I made my way over and lifted my camera, she said ‘No’, waved her hand and
turned away; she asked what I thought an outrageous price and I walked away. I refused
to pay the equivalent of eight bucks for a photo; that was against my rules. I wandered
through the market and found chicken hanging from hooks, I was sure they had never
been cooler than room temperature. The variation in vegetables was enough to fill a seed
catalogue. I had got what I came for and went back to the lady in the corner, again she
turned away, but I offered her what I thought a reasonable price, she smiled, we shook
hands and laughed, and she picked up her wool and posed for my pictures.
Peru does belong to those that hustle, and this lady knew what she was selling.
The afternoon was wearing on and I had to cross the highway and get back to the
downtown bus pickup area. To say I crossed the street without incident would be an
understatement but I am here, alive and writing.

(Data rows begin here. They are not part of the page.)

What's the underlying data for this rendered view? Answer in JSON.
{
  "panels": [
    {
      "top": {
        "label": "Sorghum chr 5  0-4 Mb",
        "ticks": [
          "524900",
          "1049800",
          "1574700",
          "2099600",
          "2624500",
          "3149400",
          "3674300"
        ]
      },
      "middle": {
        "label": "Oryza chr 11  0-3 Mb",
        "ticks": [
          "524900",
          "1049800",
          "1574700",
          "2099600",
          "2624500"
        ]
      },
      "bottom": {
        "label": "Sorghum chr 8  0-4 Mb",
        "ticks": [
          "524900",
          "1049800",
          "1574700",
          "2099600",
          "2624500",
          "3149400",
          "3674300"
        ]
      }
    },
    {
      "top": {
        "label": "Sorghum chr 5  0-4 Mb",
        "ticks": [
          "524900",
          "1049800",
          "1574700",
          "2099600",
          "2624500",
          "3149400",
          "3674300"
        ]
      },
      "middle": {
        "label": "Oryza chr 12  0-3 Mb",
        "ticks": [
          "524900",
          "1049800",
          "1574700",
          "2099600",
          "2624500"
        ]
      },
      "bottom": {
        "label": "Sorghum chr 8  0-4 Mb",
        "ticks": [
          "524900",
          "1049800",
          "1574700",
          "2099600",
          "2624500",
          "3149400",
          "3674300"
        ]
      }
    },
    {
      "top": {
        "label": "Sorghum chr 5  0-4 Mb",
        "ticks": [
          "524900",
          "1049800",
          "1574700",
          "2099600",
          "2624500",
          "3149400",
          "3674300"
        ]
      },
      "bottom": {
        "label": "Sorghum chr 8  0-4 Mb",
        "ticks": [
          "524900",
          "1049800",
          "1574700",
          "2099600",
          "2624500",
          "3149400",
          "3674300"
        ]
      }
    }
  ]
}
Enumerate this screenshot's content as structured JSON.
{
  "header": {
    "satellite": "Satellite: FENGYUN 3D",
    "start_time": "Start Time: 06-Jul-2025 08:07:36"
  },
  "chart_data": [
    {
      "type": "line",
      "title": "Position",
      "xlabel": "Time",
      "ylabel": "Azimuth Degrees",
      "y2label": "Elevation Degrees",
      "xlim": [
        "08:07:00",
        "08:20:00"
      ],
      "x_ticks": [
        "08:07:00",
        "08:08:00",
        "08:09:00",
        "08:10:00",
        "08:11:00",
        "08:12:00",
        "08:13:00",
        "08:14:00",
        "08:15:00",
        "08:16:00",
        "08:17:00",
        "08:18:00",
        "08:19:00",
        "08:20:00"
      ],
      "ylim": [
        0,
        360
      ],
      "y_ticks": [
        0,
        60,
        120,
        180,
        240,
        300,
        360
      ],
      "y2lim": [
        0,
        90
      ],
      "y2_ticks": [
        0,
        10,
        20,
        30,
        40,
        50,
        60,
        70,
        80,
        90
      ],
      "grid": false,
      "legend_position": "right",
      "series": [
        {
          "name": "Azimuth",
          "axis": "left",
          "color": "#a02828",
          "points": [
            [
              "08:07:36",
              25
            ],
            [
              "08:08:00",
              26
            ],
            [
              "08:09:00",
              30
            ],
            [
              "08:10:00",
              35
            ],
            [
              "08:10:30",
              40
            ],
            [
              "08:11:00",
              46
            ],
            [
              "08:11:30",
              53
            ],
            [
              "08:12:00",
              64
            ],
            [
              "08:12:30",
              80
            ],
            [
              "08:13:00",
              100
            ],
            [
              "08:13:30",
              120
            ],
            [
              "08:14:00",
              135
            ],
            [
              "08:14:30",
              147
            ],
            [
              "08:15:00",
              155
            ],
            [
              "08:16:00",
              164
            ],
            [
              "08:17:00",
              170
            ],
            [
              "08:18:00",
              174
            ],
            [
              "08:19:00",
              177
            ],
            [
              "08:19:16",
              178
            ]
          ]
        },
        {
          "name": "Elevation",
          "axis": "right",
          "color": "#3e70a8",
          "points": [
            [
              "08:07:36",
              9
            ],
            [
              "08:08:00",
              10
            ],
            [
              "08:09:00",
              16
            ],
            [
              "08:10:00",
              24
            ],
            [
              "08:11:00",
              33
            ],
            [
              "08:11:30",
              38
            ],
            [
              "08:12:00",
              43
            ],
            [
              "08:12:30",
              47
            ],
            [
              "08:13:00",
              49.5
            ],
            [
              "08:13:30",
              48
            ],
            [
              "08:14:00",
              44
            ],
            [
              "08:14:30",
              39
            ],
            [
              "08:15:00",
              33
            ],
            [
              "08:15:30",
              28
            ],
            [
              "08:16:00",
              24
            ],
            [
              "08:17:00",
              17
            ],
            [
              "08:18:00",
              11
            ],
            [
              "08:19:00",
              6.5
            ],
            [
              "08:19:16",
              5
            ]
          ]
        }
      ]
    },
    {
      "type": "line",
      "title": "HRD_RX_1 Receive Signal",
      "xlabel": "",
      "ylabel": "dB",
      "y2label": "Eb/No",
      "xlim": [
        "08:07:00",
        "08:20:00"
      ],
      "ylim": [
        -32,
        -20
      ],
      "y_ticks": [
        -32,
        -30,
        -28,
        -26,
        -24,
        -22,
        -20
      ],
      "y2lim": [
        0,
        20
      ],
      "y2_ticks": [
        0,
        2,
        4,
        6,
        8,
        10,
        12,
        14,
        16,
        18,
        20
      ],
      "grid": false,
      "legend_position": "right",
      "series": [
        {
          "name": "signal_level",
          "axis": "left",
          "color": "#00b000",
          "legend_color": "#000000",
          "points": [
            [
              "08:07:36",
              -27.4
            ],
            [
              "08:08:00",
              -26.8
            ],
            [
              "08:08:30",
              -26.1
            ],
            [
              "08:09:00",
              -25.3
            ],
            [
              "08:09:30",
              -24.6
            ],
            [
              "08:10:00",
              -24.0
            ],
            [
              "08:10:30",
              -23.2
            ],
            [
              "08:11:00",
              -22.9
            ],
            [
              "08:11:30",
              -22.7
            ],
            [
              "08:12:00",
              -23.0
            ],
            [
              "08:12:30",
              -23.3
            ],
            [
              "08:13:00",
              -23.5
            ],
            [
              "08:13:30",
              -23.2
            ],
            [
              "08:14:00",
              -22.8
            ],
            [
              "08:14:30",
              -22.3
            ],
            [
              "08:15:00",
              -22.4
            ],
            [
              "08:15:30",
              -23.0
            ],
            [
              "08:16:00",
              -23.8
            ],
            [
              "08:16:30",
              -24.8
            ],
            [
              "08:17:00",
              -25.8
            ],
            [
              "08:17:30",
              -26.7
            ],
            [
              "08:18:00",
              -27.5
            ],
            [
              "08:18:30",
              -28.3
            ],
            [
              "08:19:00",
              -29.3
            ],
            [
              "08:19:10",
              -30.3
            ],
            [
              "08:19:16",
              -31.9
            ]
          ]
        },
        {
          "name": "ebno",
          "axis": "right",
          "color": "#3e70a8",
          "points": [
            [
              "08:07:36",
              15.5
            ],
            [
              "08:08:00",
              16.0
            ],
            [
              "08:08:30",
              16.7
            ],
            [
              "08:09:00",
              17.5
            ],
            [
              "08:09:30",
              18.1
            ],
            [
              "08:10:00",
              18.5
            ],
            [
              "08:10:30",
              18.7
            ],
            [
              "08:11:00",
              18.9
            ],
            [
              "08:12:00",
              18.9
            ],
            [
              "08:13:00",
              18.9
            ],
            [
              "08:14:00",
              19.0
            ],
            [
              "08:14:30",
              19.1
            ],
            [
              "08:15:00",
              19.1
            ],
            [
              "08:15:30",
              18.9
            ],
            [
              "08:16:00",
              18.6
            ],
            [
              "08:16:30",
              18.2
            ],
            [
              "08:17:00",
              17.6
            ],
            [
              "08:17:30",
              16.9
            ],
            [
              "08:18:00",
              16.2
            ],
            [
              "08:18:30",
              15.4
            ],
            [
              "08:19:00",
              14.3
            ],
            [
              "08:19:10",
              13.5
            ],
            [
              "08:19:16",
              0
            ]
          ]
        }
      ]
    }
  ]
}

I found my way to the bus depot with time to spare so allowed myself to go a
block down the street for a malted refreshment in a sidewalk cafe. I did not want to spend
more time in the afternoon sun; an open fronted eatery provided a shaded stopping place
and a very well priced beer. The hustle was still on and two pretty ladies that could only
be described as ‘eye candy’ invited patrons to the establishment and a waiter appeared
with cold beer in the blink of an eye. It was exactly what I needed.
The shuttle got me back to the pier. I hated to waste the time in port aboard the
ship, so I made my way to some of the establishments just outside the shipping area. I
met one of the staff of the ship a half block from the line dividing port and city.
“There are so many police,” she said, “It must be safe.” The only time I had seen
more police was in New Orleans during Mardi Gras where each corner was held down by
a pair of cops—yes, eight per intersection. I had thought they were in this locality for a
reason, to bring order and safety, not that their presence here was an overriding feature.
From my perspective, there was no visible need for her to share this observation as we
walked through a district of brightly painted houses that were small but well kept. We
bought refreshments and walked the area without incident.